Friday, Feb. 12, 1965
It Pays to Desegregate
When the 1964 Civil Rights Act empowered the Government to stop aid to school administrations refusing to sign a desegregation pledge, many Southerners were talking as truculently as Louisiana Politician Leander Perez. "Our children are not for sale for any filthy, tainted federal bribes," he said. But the defiance will cost his Plaquemine Parish some $200,000 this year, and there are by now few other Southern areas willing to give up that kind of money. With the pledge deadline coming up on March 3, the rights act is rapidly imposing the desegregation that 75% of the South's school districts have managed to avoid even though the Supreme Court ordered it ten years ago. Items:
> The boards of education of six of these eleven Southern states have already taken the pledge themselves or indicated that their individual school districts may do so. Even in Alabama, State School Superintendent Austin Meadows is advising local boards: "We're damned if we do sign but twice damned if we don't."
> Counterlegislation, which cuts off state aid to desegregating districts, is no longer enforced in Louisiana and unenforced by Mississippi, the only two states that have such laws.
> Compliance is now in general evidence at the university level, with such surprising early signers as Alabama, South Carolina, Georgia, Louisiana State and Ole Miss.
If the federal desegregation drive is heading over the hump, it is largely because Washington has the states over the barrel. Last year the South received more than $506 million in federal education subsidies, chiefly for lunches, laboratory equipment and research projects, and this year is no time to opt out. With President Johnson counting on vastly increasing the Washington aid and concentrating it on poverty-impacted districts, Alabama's share would double, the Carolinas' triple. Alabama's George Wallace is suddenly silent on the subject of federal intervention, which could bring Alabama $35 million just as he is seeking an extra $30 million for schools.
Other Southern segregationists are going still farther and conceding that they are not so much bought as beaten.

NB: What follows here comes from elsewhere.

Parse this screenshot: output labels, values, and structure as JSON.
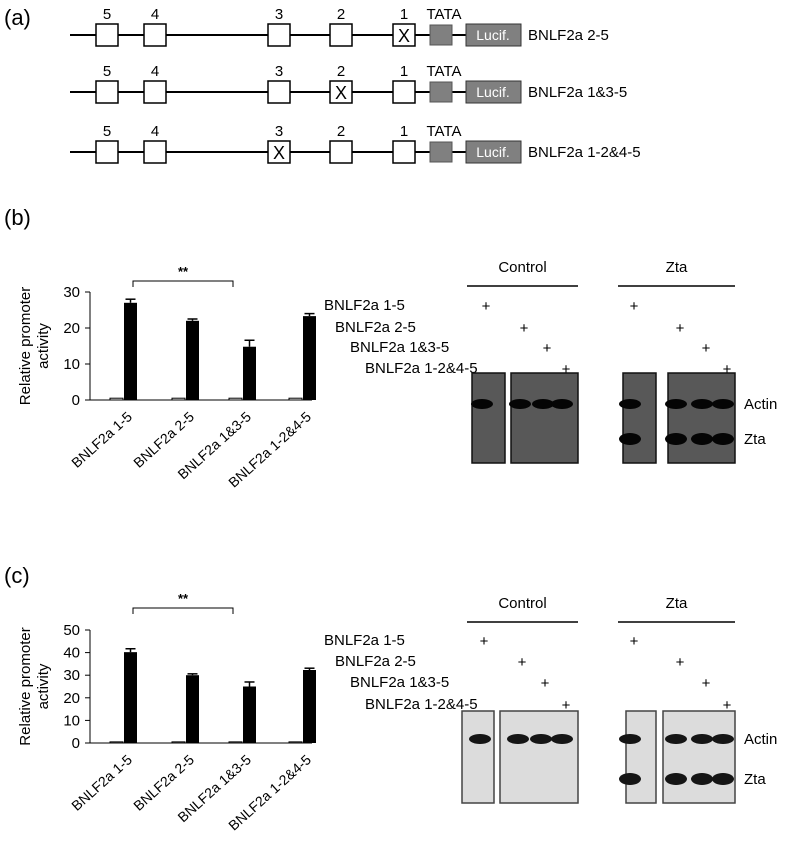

Arkansas' Orval Faubus is admitting that "there is quite a difference" between his old recalcitrant days of 1957 and the present. "Congress now has passed a law, and it is the law of the land." Thus one of his education department officials has warned possible holdout districts: "Those that go it alone are going to find themselves in court." And even in Mississippi, the president of the Greenville city school board has faced up to the fact that "the real choice is whether we are going to obey the law with federal aid or obey the law without federal aid."